@IjeomaOluo is a feminist and a thoughtful writer.
This is a rare combination. Feminism has for decades been an intellectual ghetto inhabited by bad writers spewing tedious jargon (the misogynist oppressor mansplained, sitting at his desk surrounded by about five dozen books of feminist theory). Oluo writes about a Tumblr vigilante site called Racists Getting Fired:
Finally! A way to battle all those nameless, faceless hatemongers of the Internet . . . Finally, people are having to face some real consequences for their hateful and harmful behavior. This is the moment of comeuppance, and boy, is it satisfying. . . .
So now, now we have doxxing in the name of Social Justice and truth.
But we still have doxxing in the name of control and terror. . . .
It wasn’t long before the inevitable happened to Racists Getting Fired; an innocent person was doxxed. Brianna Rivera found herself on the receiving end of threats and harassment after an ex-boyfriend impersonated her online with posts that made her look like a racist. A few minutes of investigation showed it was fake, but the Internet doesn’t self-correct: People ride the wave of fury and then move on to the next target. By the time a retraction was posted, she had already faced investigations by both her employer and the university she was attending. Even now, people are still sending her hateful messages for her nonexistent bigotry.
Those of us fighting for progress and equality believe that we’re working on the side of good, and most of us are. But when we look at language used around doxxing for “good,” it’s very similar to the language used by those trying to silence us. . . .
You can read the whole thing and, while Oluo makes many of the usual simplistic assumptions — e.g., advocacy of “social justice” is synonymous with personal virtue — her skepticism toward the progressive mob mentality is encouraging. Identity politics invariably leads toward a Manichean worldview and the dangerous self-righteous fanaticism summarized in the radical slogan “By Any Means Necessary.”
Because it’s nearly 9 a.m. ET, I’m going to go ahead and click the “publish” button now, but come back in an hour or two, and I’ll expand this.
UPDATE: “Sources close to the campaign said . . .” How many times have you read a phrase like that in a news article and asked yourself, “Who are these ‘sources,’ and why are they speaking anonymously?” The use of anonymous sources is a fine art in Beltway journalism, to which I got a hasty introduction after I arrived in D.C. in November 1997 and became an assistant national editor at The Washington Times. Although I was new to the ways of Washington at the time, I wasn’t one of these ambitious 23-year-old kids fresh out of J-school who swarm to D.C. every year after graduation, hoping to become the next Political Media Superstar. I was a 38-year-old married father of three with nearly a dozen years of award-winning experience in the newspaper business. Arriving in journalism’s Major Leagues, however, required me to learn a whole new game.
Two months after I hit town, the Lewinsky scandal broke — I remember that first teasing headline at the Drudge Report — and for a few days I had a ringside seat while our reporters scrambled to nail down the story that Michael Isikoff’s editors at Newsweek had spiked. Veteran reporters including Frank Murray and Jerry Seper worked the phones like maniacs trying to get that story, and they had the basic facts, they just couldn’t get the kind of confirmed sourcing necessary for our editors to approve it for publication. Four days after that first Drudge tease, the rival Washington Post finally got the story, and then our staff at the Times had to scramble to catch up and “match” the Post‘s coverage.
Here’s the thing: At my previous employer in Georgia, the use of anonymous sources was forbidden by the publisher, Burgett E. Mooney III. It was his belief that a reliance on anonymous sources undermined the trust of readers and that, furthermore, anonymity was often a disguise used to conceal the malign personal motives of sources. With the advantage of hindsight, I see exactly what Burgett saw. There is a certain kind of shabby journalism that simply cannot be done if you insist that every quote and fact be attributed to a named source or an official document.

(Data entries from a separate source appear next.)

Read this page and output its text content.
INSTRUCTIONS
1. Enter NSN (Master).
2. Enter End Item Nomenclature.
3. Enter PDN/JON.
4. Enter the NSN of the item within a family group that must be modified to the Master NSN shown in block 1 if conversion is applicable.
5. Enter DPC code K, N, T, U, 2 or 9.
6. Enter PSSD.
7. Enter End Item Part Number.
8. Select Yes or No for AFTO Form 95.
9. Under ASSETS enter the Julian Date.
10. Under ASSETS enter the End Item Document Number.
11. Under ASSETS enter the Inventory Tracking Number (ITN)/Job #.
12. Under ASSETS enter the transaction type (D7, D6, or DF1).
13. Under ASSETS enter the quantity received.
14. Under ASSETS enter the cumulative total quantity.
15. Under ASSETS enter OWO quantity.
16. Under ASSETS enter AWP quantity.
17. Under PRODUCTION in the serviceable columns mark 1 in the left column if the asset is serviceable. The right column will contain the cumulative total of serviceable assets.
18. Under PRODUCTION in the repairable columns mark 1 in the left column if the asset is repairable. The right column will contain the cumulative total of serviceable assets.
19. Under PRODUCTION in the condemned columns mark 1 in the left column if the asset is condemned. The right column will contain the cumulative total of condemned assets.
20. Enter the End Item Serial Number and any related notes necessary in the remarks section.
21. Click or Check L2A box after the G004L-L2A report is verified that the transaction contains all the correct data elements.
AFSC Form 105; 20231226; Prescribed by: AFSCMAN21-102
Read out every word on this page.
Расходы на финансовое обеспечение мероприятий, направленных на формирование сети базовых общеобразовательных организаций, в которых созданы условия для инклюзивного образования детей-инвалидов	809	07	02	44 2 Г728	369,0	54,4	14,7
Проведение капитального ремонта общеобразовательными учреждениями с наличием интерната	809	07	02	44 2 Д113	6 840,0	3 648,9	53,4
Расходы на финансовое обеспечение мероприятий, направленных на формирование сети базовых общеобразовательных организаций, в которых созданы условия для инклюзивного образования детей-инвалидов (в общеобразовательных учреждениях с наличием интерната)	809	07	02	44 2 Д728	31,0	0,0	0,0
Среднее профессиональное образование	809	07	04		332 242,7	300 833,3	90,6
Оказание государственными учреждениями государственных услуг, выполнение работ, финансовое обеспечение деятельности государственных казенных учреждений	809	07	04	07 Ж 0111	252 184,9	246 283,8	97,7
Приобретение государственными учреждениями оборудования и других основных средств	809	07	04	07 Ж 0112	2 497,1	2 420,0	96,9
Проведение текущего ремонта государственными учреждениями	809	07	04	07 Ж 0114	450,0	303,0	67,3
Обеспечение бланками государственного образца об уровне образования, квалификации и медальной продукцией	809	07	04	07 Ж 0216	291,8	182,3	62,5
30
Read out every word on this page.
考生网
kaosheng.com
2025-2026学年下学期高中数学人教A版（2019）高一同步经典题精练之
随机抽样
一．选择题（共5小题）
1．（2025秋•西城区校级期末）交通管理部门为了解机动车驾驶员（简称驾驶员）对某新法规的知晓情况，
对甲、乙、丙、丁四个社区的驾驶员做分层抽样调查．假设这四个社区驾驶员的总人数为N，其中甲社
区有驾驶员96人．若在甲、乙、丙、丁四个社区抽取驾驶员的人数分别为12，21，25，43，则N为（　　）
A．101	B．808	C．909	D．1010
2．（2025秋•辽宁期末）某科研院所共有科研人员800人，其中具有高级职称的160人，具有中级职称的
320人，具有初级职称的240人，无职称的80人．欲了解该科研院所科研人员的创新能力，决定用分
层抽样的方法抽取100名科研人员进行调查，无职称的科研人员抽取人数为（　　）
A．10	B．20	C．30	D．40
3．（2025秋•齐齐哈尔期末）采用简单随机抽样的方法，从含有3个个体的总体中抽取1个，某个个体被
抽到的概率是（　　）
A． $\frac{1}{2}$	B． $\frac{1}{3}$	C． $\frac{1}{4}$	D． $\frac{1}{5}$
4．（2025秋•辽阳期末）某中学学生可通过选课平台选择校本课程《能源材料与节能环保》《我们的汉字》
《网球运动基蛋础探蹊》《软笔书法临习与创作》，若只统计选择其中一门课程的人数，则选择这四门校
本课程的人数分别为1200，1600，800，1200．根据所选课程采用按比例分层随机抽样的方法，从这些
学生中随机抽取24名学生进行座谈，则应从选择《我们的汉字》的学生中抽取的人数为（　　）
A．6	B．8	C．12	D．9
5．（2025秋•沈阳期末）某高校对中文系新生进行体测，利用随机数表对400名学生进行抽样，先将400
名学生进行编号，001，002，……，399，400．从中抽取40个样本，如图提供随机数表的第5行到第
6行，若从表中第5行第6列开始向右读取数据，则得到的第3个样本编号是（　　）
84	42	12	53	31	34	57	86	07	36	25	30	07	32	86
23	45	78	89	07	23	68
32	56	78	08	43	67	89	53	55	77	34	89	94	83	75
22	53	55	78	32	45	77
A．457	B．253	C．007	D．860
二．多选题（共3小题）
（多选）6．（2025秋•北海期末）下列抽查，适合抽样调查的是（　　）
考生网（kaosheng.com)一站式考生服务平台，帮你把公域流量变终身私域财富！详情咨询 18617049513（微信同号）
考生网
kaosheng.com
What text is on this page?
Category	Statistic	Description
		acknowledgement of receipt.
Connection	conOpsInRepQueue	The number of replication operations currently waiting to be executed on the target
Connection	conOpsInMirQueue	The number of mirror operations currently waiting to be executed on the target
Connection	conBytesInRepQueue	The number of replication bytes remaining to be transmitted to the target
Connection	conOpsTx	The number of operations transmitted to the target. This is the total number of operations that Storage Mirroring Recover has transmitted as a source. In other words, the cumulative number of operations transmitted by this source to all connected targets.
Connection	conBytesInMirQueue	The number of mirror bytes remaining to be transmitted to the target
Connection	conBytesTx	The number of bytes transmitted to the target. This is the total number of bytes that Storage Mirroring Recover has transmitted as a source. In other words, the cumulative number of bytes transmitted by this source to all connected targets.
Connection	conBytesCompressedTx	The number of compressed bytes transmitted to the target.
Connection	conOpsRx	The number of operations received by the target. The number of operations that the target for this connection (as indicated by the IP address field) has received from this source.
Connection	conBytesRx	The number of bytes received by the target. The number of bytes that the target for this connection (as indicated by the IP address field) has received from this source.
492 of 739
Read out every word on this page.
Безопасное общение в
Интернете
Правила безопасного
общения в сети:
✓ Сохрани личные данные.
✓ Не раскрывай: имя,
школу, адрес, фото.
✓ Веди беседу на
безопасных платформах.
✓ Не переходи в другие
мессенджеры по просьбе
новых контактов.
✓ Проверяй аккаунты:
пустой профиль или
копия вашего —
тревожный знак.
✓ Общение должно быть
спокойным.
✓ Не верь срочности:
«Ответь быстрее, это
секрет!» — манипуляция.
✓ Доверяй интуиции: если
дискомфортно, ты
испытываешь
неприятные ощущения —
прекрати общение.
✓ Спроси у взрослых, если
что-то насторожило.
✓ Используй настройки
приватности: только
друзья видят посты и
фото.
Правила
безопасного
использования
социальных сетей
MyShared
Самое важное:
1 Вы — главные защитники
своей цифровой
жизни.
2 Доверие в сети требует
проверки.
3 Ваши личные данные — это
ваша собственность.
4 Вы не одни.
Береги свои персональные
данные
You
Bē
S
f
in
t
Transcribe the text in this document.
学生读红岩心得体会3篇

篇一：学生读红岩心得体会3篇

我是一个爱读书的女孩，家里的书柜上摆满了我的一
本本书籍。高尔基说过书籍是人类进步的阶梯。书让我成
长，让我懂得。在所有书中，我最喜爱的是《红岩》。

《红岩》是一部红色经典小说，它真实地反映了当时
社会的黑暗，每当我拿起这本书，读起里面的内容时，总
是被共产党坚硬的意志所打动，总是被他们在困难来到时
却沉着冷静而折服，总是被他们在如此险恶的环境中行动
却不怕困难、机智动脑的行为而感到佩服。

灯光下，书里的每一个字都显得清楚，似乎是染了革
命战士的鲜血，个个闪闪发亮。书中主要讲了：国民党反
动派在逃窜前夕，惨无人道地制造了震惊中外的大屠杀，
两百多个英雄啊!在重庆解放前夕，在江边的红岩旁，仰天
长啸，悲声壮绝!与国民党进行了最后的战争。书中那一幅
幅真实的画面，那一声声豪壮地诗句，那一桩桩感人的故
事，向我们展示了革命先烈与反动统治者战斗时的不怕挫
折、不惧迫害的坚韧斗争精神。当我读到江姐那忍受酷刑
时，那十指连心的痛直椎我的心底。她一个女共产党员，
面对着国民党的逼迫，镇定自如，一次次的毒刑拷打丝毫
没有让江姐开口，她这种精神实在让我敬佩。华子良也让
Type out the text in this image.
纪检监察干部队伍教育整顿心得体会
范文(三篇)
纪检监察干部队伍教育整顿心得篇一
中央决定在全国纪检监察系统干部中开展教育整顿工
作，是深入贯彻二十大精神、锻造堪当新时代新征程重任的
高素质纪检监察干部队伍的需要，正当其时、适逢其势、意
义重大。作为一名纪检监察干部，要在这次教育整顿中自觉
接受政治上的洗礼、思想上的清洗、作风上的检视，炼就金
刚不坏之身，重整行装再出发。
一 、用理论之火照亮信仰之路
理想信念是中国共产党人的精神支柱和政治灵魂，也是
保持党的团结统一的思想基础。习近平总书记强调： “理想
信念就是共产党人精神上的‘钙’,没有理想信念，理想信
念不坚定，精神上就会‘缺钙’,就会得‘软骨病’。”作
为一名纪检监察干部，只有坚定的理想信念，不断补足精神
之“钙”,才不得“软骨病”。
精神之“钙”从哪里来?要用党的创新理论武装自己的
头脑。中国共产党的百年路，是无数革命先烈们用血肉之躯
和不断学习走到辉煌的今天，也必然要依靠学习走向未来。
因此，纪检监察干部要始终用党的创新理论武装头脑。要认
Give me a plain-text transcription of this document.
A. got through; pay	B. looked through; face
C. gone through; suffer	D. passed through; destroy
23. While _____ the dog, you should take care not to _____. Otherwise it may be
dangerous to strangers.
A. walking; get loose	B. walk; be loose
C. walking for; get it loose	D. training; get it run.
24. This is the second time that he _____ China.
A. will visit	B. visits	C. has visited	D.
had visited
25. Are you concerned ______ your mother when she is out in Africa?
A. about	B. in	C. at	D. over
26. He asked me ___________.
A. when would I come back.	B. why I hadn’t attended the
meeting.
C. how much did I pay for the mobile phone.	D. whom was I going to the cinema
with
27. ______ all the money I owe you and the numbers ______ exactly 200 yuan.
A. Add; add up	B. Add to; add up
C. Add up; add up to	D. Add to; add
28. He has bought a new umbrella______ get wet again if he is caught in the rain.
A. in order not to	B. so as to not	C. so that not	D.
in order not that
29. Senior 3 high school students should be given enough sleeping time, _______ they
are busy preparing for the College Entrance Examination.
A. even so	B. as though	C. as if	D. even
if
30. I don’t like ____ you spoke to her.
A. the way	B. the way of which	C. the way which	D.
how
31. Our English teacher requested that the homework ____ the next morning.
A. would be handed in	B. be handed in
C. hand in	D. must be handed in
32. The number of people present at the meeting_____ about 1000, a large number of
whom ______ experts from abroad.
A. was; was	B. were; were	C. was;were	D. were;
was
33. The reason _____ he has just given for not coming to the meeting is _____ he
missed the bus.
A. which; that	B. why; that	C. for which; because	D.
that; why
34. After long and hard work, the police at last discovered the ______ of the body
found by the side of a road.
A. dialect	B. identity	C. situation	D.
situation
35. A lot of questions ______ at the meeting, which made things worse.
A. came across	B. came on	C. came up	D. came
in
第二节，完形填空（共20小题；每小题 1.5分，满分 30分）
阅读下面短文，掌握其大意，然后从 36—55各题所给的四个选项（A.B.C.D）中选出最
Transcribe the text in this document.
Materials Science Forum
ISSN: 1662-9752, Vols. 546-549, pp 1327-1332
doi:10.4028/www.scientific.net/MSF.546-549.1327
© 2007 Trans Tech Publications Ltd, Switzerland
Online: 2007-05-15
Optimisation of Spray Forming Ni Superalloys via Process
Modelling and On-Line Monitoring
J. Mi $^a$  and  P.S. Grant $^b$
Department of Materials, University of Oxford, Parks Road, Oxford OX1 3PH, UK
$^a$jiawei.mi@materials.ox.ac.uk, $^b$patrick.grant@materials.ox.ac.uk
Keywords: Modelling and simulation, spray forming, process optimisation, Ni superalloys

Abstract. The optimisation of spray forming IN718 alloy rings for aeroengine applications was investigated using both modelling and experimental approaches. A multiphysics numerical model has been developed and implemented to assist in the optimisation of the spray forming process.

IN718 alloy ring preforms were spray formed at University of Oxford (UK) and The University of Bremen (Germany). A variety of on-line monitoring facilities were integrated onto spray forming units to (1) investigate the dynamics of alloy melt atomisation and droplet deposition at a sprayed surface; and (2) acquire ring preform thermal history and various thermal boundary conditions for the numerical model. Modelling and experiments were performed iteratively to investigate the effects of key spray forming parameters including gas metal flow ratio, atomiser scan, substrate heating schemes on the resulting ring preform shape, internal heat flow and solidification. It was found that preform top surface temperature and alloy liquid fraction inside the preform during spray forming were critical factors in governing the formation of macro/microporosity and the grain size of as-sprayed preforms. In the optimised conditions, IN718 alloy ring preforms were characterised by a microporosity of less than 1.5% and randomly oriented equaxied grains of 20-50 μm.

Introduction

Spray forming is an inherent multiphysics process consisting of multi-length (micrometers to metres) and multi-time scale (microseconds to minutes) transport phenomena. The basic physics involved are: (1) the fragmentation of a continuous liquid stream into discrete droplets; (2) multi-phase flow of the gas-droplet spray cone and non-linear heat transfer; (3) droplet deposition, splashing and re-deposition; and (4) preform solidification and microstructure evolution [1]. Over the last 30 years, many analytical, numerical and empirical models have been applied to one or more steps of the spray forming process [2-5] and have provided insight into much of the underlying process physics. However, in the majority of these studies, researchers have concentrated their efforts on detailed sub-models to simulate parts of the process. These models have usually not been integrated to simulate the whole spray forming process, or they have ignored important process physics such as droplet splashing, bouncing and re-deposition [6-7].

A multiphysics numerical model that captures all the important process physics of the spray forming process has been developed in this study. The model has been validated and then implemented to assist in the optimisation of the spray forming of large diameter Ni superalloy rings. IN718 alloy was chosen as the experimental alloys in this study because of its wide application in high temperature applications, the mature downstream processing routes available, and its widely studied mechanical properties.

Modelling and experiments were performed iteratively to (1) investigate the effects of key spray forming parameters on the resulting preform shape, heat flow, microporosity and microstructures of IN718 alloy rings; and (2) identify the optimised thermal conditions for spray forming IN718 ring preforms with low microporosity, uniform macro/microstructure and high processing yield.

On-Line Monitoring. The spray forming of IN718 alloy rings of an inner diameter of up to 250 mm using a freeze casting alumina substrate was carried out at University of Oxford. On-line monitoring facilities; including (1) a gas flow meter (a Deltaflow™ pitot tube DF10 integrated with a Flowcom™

Certainly, no reporter could ever get away with “sources said” when covering the county commission, the board of education or high-school football. On the other hand, covering politics and policy in Washington would be nearly impossible without “sources said.” However, no editor in his right mind would grant an unlimited license to use anonymous sources.
One of my regular duties at the Washington Times was to work with the legendary political reporter Ralph Z. Hallow. When it came time to take the pulse of Republican Party insiders, Ralph was the consulting physician — some might say, the proctologist — of the conservative movement. Ralph had a huge network of sources whose phone numbers were filed away in his Rolodex of Doom, and he was on a first-name basis with most of them. To watch Ralph work the phones was like watching Joe Montana run a fourth-quarter touchdown drive. He was simply the best at what he did.
However, getting Ralph’s stories to match the editors’ expectations was often an ordeal, and I was usually the guy who played go-between. About 2 or 3 o’clock, the managing editor would call me into his office and say, “Make sure Ralph backs up his lead on this.” That is to say, the statements made in the first paragraph of the story had to be supported by quotes and — here was the key thing — we needed some of those quotes attributed to named sources. One more than one occasion, we’d be pushing the deadline while Ralph worked the phones trying to negotiate the on-the-record quote necessary to the story. Sometimes, it would be a source he’d quoted anonymously, and Ralph would be trying to coax the source into having his name appear in the story. Other times, Ralph would call a new source — someone he hadn’t previously interviewed for the story — and get a reaction quote from him to back up the general point of the story.
Keep in mind, of course, that this was all legitimate journalism. This wasn’t any kind of scandalous smear-mongering “gotcha” stuff, but solid political reporting. Ralph’s story would include quotes and information attributed to a “Republican pollster,” an “RNC member,” a “former Reagan administration official” or whatever, and these were all legit sources. Still, we couldn’t publish a story whose main premise was derived from unnamed sources, so getting that on-the-record quote to nail it down was absolutely necessary.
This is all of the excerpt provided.